The LORD never fails to send in timely helps to this stubborn and stupid mule.  This particular verse has time and again ministered to me. Yet in my devotions this morning, it gently spoke to me a truth I always seem to forget:

He said to them, “Come with me privately to an isolated place and rest a while” (for many were coming and going, and there was no time to eat).
Mark 6:31

The following is part of my lecture notes taken from a recorded seminar of Puritan Reformed Theological Seminary.

"Putting in long stressful hours in the Lord's work doesn't grant one immunity from the laws of health. The minister must eat nutritionally, sleep sufficiently and live relaxingly. I had to learn the lesson of relaxation the hard way.


Remember that the Israelites didn't keep the Sabbath year. And the punishment was that they would have the Sabbath year spent in exile. So they missed 70 Sabbath years. They were going to spend 70 years in exile. I think that does work out in a lot of lives as well. If we don't keep Sabbath, if we don't respect the way that God has ordered our bodies and their need for rest, because we're trying to pack so much into our lives, eventually we'll be forced to Sabbath one way or another by death, by illness, by burnout.


Why physical skills and abilities are not essential for the work of the ministry, a body capable of withstanding the rigours of the work most certainly is. Sleepless nights, long hard days, emotionally tense and draining sessions all soon take their toll. To sustain such a vigorous and exhaustive pace as the ministry requires, one must develop both the concern and ability to care for his physical welfare and a body that's been disciplined and trained to meet the demands.

In short, since a man is a whole man, the minister must not neglect the body, but rather will recognize that it's in the flesh and through the body that's been called to carry out the work of ministry. Worn, unalert bodies hinder ministers in their preaching and ministerial duties.
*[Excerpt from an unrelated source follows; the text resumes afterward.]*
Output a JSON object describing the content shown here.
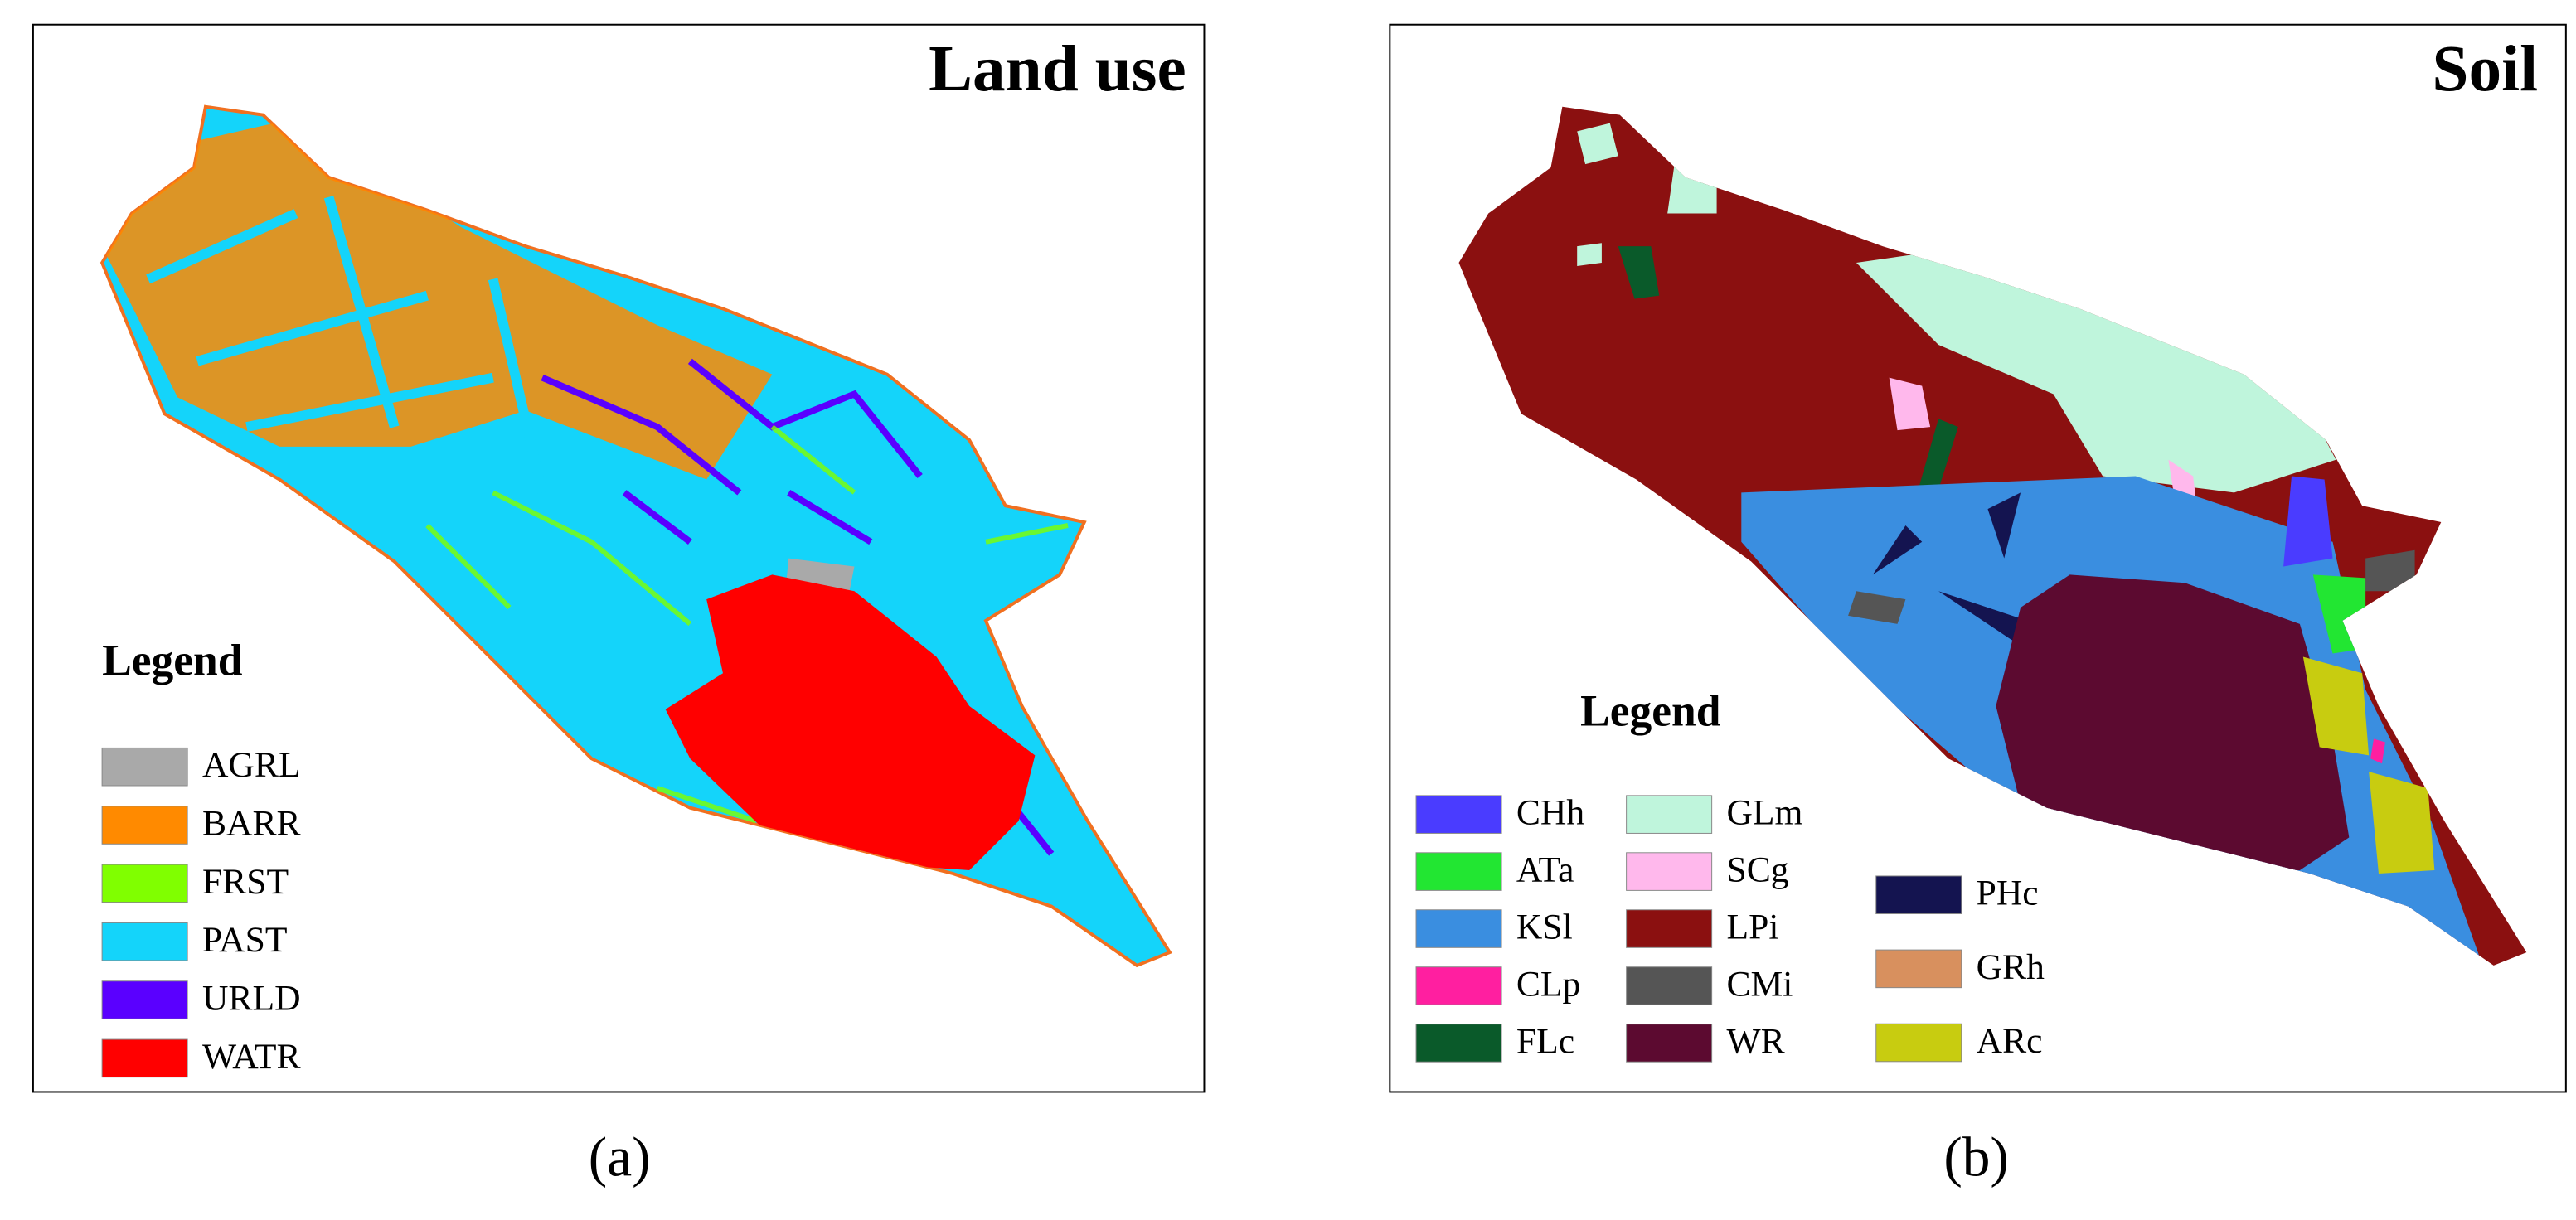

W.A. Criswell was an admirer of Spurgeon. He had every book Spurgeon ever published. He studied Spurgeon's life and ministry extensively. This man says, I asked Dr. Criswell one day what Spurgeon died from. He answered he ate himself to death. Spurgeon became obese and died at 57 years of age. Criswell's answer may have been an overstatement, but the truth is still there. He was huge. He was a huge man. So dear brother, no matter how successful you are, says Bryant & Brunson, keep your weight under control."